El primer mundo, Europa, América del Norte, Australia y buena parte de Asia, premia el esfuerzo personal, a los genios por regla general; a eso debemos inculcar a nuestros hijos, a la cultura del esfuerzo, a no rendirse nunca y de quitar definitivamente el traje de los complejos que por impotencia o por herencia esclavista y colonizadora nos hemos llevado los negros a lo largo de la historia. Ansu Fati es el orgullo de todos los negros que peregrinamos en occidente por distintos motivos y razones, lejos de nuestras tierras; es la esperanza para todos esos niños y niñas que se portan bien, hacen caso a los consejos de sus padres y educadores y se esfuerzan en lograr y hacer realidad sus sueños.

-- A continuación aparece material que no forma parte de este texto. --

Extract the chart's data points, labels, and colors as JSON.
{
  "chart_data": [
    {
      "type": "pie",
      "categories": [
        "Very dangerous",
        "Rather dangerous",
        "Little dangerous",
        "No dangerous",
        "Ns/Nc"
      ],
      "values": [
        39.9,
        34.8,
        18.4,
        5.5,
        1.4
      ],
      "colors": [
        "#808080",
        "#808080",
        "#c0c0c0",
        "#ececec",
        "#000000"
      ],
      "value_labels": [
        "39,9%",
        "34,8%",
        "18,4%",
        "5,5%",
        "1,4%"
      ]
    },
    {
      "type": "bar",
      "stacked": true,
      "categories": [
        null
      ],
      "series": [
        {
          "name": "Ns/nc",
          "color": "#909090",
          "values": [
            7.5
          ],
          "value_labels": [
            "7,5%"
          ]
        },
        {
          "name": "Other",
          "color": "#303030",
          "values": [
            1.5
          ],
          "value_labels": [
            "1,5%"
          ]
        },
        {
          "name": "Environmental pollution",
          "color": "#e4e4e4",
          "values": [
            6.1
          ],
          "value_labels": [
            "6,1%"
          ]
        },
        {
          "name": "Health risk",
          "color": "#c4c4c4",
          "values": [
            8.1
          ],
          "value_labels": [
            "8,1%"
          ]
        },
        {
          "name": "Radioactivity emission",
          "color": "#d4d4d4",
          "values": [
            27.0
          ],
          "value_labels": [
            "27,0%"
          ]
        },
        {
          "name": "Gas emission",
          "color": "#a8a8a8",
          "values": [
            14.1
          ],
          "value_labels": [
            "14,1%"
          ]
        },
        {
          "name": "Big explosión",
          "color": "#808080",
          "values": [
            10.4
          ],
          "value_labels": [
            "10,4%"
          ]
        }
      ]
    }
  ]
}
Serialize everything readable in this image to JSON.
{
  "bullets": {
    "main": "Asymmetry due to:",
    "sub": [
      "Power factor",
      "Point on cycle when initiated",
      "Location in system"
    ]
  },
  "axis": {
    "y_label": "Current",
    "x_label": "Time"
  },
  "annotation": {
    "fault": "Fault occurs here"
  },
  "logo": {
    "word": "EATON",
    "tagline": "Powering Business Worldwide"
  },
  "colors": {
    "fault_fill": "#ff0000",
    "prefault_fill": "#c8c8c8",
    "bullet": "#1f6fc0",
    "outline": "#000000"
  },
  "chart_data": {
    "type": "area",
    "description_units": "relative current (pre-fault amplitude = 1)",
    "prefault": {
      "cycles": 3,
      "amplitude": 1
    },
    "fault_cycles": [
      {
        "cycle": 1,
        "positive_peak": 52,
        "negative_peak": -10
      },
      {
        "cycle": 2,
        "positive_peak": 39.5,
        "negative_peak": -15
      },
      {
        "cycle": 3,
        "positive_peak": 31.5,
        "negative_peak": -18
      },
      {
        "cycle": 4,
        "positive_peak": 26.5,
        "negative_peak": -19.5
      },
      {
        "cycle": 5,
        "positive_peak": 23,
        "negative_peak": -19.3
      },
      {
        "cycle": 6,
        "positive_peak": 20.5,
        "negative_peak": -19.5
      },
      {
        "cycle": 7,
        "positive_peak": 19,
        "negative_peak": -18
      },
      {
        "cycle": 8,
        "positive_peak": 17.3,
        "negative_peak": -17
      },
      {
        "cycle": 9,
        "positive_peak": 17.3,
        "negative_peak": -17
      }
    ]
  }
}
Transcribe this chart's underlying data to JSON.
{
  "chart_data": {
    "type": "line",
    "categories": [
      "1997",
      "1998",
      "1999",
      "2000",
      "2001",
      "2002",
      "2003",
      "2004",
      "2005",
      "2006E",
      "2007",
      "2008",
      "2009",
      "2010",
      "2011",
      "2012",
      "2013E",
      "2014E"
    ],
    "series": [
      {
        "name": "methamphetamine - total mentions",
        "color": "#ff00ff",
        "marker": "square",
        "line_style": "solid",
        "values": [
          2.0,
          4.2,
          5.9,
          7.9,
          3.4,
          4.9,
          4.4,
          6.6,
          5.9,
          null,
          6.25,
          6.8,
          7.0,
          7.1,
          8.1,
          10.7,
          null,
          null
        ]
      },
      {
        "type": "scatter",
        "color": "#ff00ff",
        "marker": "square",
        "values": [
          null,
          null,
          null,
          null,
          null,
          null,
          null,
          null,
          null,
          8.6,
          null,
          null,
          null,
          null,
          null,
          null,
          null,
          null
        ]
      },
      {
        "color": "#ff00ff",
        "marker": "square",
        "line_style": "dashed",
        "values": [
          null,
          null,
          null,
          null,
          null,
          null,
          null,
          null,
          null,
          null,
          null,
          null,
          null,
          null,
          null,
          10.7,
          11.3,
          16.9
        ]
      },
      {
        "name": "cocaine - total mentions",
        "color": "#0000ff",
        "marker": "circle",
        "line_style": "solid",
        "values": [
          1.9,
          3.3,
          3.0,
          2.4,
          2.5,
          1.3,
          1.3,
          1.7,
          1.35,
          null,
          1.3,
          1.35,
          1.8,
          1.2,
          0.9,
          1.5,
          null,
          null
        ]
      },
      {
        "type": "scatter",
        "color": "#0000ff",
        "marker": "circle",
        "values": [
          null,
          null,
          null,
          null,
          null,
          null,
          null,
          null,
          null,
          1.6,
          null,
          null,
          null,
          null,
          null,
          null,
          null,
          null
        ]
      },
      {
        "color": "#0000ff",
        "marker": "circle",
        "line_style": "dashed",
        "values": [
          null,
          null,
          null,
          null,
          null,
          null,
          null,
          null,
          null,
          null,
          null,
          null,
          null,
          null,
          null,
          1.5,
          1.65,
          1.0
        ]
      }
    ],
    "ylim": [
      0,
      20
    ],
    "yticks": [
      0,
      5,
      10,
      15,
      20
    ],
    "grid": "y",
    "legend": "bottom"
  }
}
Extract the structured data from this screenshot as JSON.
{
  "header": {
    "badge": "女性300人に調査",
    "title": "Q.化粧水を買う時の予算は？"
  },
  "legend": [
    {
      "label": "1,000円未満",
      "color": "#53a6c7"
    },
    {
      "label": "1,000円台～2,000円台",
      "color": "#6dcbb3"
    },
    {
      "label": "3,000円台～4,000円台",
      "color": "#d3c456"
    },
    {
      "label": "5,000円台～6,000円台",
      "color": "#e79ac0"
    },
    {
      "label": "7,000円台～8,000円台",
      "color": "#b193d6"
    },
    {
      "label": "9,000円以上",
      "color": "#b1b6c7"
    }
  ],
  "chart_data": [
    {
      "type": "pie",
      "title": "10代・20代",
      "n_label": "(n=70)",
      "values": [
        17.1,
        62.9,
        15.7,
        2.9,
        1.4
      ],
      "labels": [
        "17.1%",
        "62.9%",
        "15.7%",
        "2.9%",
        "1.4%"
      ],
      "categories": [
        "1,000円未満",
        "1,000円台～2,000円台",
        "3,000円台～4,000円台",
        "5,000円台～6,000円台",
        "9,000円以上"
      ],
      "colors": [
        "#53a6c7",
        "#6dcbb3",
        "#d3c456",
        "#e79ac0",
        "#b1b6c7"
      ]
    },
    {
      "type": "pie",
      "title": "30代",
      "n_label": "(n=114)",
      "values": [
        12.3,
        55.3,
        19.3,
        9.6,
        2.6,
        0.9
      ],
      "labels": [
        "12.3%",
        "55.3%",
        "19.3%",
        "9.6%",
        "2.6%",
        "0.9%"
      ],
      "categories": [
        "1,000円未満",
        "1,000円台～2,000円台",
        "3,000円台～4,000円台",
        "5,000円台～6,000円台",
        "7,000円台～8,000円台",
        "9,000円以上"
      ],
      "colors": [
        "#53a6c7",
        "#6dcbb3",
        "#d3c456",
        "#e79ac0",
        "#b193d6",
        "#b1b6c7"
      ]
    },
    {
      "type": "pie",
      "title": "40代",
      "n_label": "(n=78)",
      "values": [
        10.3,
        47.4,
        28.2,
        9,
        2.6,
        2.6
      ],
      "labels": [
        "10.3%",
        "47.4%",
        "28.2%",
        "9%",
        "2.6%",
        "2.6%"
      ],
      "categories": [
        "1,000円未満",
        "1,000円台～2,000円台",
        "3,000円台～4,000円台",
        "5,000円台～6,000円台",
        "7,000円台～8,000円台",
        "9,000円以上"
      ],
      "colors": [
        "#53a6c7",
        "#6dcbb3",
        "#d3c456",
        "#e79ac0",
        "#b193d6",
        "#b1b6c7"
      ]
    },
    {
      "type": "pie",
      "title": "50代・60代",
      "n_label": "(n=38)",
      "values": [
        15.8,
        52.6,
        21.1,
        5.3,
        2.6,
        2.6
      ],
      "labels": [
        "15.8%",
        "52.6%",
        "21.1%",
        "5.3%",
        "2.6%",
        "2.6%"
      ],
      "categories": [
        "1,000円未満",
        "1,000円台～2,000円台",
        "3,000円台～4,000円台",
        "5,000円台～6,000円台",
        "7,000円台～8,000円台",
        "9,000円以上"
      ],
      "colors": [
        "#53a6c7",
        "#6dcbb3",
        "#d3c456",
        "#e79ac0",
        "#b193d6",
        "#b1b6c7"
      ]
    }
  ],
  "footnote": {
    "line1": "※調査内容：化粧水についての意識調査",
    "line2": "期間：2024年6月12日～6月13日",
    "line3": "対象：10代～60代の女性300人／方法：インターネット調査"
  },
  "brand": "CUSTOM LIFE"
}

Ojalá Dios le cuide y bendiga, él siga con esa humildad y sencillez que le caracterizan y siga haciendo caso tanto a sus progenitores, a sus profesores como a sus entrenadores para seguir creciendo. Si nuestros dirigentes políticos tuvieran vergüenza, les caerían la cara de vergüenza por ver cómo los hijos de sus países tienen que emigrar para triunfar y enriquecer aún más el primer mundo. Una verdadera lástima pero, es lo que hay.

Así lo pienso y así lo digo; ¿qué os parece?